Alle Nutzungsszenarien leiten sich entweder von baufälligen Webapps im Netz ab, die eher als Prototypen gelten, oder aber eben aus dem offiziellen Store von Leap Motion, der über die Airspace Applikation Einzug auf Euer System erhält. Das heißt es gibt keine Onboard-Unterstützung für Betriebssystem-Steuerung á la Minority Report, dafür gibt es eine kostenlose App in Airspace namens Touchless, die in einem sehr frühen Stadium ist. Ich konnte Touchless leider nicht installieren, weil Airspace diesbezüglich herumsponn.

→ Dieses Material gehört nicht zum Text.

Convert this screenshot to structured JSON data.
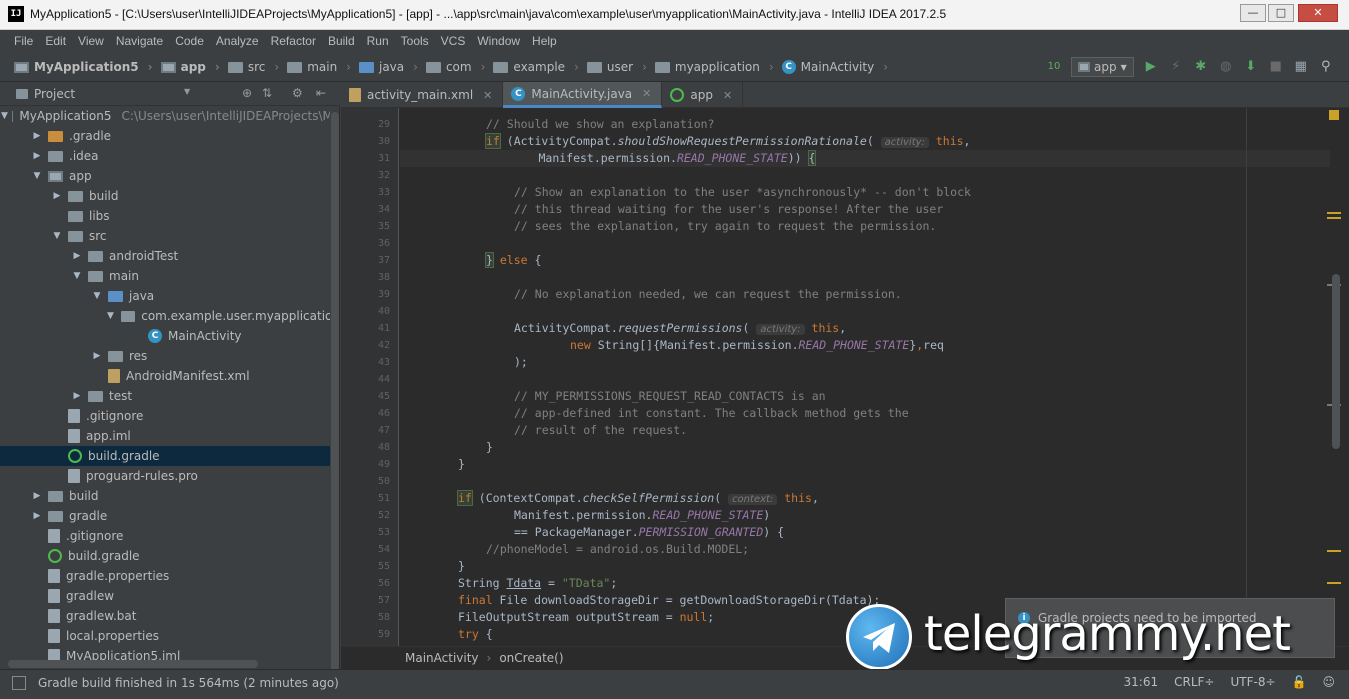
{
  "window": {
    "title": "MyApplication5 - [C:\\Users\\user\\IntelliJIDEAProjects\\MyApplication5] - [app] - ...\\app\\src\\main\\java\\com\\example\\user\\myapplication\\MainActivity.java - IntelliJ IDEA 2017.2.5",
    "app_icon": "IJ",
    "minimize": "—",
    "maximize": "□",
    "close": "✕"
  },
  "menu": [
    "File",
    "Edit",
    "View",
    "Navigate",
    "Code",
    "Analyze",
    "Refactor",
    "Build",
    "Run",
    "Tools",
    "VCS",
    "Window",
    "Help"
  ],
  "navbar": {
    "crumbs": [
      "MyApplication5",
      "app",
      "src",
      "main",
      "java",
      "com",
      "example",
      "user",
      "myapplication",
      "MainActivity"
    ],
    "run_config": "app"
  },
  "project": {
    "header": "Project",
    "tree": [
      {
        "indent": 0,
        "arrow": "▼",
        "icon": "module",
        "label": "MyApplication5",
        "path": "C:\\Users\\user\\IntelliJIDEAProjects\\My"
      },
      {
        "indent": 1,
        "arrow": "▶",
        "icon": "orange",
        "label": ".gradle"
      },
      {
        "indent": 1,
        "arrow": "▶",
        "icon": "folder",
        "label": ".idea"
      },
      {
        "indent": 1,
        "arrow": "▼",
        "icon": "module",
        "label": "app"
      },
      {
        "indent": 2,
        "arrow": "▶",
        "icon": "folder",
        "label": "build"
      },
      {
        "indent": 2,
        "arrow": "",
        "icon": "folder",
        "label": "libs"
      },
      {
        "indent": 2,
        "arrow": "▼",
        "icon": "folder",
        "label": "src"
      },
      {
        "indent": 3,
        "arrow": "▶",
        "icon": "folder",
        "label": "androidTest"
      },
      {
        "indent": 3,
        "arrow": "▼",
        "icon": "folder",
        "label": "main"
      },
      {
        "indent": 4,
        "arrow": "▼",
        "icon": "blue",
        "label": "java"
      },
      {
        "indent": 5,
        "arrow": "▼",
        "icon": "folder",
        "label": "com.example.user.myapplication"
      },
      {
        "indent": 6,
        "arrow": "",
        "icon": "class",
        "label": "MainActivity"
      },
      {
        "indent": 4,
        "arrow": "▶",
        "icon": "folder",
        "label": "res"
      },
      {
        "indent": 4,
        "arrow": "",
        "icon": "xml",
        "label": "AndroidManifest.xml"
      },
      {
        "indent": 3,
        "arrow": "▶",
        "icon": "folder",
        "label": "test"
      },
      {
        "indent": 2,
        "arrow": "",
        "icon": "file",
        "label": ".gitignore"
      },
      {
        "indent": 2,
        "arrow": "",
        "icon": "file",
        "label": "app.iml"
      },
      {
        "indent": 2,
        "arrow": "",
        "icon": "gradle",
        "label": "build.gradle",
        "selected": true
      },
      {
        "indent": 2,
        "arrow": "",
        "icon": "file",
        "label": "proguard-rules.pro"
      },
      {
        "indent": 1,
        "arrow": "▶",
        "icon": "folder",
        "label": "build"
      },
      {
        "indent": 1,
        "arrow": "▶",
        "icon": "folder",
        "label": "gradle"
      },
      {
        "indent": 1,
        "arrow": "",
        "icon": "file",
        "label": ".gitignore"
      },
      {
        "indent": 1,
        "arrow": "",
        "icon": "gradle",
        "label": "build.gradle"
      },
      {
        "indent": 1,
        "arrow": "",
        "icon": "file",
        "label": "gradle.properties"
      },
      {
        "indent": 1,
        "arrow": "",
        "icon": "file",
        "label": "gradlew"
      },
      {
        "indent": 1,
        "arrow": "",
        "icon": "file",
        "label": "gradlew.bat"
      },
      {
        "indent": 1,
        "arrow": "",
        "icon": "file",
        "label": "local.properties"
      },
      {
        "indent": 1,
        "arrow": "",
        "icon": "file",
        "label": "MyApplication5.iml"
      }
    ]
  },
  "tabs": [
    {
      "label": "activity_main.xml",
      "icon": "xml",
      "active": false
    },
    {
      "label": "MainActivity.java",
      "icon": "class",
      "active": true
    },
    {
      "label": "app",
      "icon": "gradle",
      "active": false
    }
  ],
  "editor": {
    "line_numbers": [
      "29",
      "30",
      "31",
      "32",
      "33",
      "34",
      "35",
      "36",
      "37",
      "38",
      "39",
      "40",
      "41",
      "42",
      "43",
      "44",
      "45",
      "46",
      "47",
      "48",
      "49",
      "50",
      "51",
      "52",
      "53",
      "54",
      "55",
      "56",
      "57",
      "58",
      "59"
    ],
    "caret_line_index": 2
  },
  "code_breadcrumb": [
    "MainActivity",
    "onCreate()"
  ],
  "notification": {
    "text": "Gradle projects need to be imported"
  },
  "status": {
    "message": "Gradle build finished in 1s 564ms (2 minutes ago)",
    "position": "31:61",
    "line_sep": "CRLF÷",
    "encoding": "UTF-8÷"
  },
  "watermark": {
    "text": "telegrammy.net"
  },
  "colors": {
    "accent": "#4a88c7",
    "keyword": "#cc7832",
    "comment": "#808080",
    "string": "#6a8759",
    "constant": "#9876aa"
  }
}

Spieleentwickler können beispielsweise mit dem Support der Unity 3D Engine einiges anfangen und verrückte Prototypen bauen. Da sehe ich momentan auch das größte Kaufargument: Wenn Ihr wirklich etwas erschaffen möchtet, legt Euch das Teil zu.

Außer Google Earth und Here gibt es außerhalb vom Store kaum Möglichkeiten, den Controller als reiner Konsument einzusetzen. Im Store findet sich ein großer Haufen mit Apps, auf die wir bald noch etwas detaillierter eingehen werden. Normalerweise sollte die Orientation-App den Einstieg bieten und die Hände des Nutzers futuristisch visualisieren. Diese stürzt aber in der aktuellen Version auf Mac OS X ab.

Mit dabei sind aber auch funktionierende Apps, beispielsweise Lotus. Bei Lotus handelt es sich um eine schöne Spielerei, die eine Fusion aus visuellen Reizen und Musik bietet. Das ist ein Stück Software zum Erforschen, Spielen und auch zum Anbieten für Gäste, die gerade ihr Bewusstsein anderweitig erweitert haben. Eindeutig. Mit den einzelnen Fingern manipulieren wir das Geschehen und sorgen für musikalische Ergüsse verschiedener Natur, so wie wir es von experimentellen Musikspielen ohne konkretes Ziel kennen. Davon gibt es insgesamt 4 Stück, die in wenigen Minuten bereits ausgiebig erforscht sind, aber eine schöne Erfahrung liefern. Besonders gut zum Einstimmen ist die vierte Installation, die dem Spieler die Steuerung von Stoffbändern per Fingerposition ermöglicht. Hier wird besonders gut klar, was man mit dem Leap Motion wirklich anstellen kann, oder wie die räumliche Tiefe idealerweise genutzt wird. Die Brücke zum 3D-Raum im Virtuellen wird mit der materiellen Welt auf eindrucksvolle Weise geschaffen.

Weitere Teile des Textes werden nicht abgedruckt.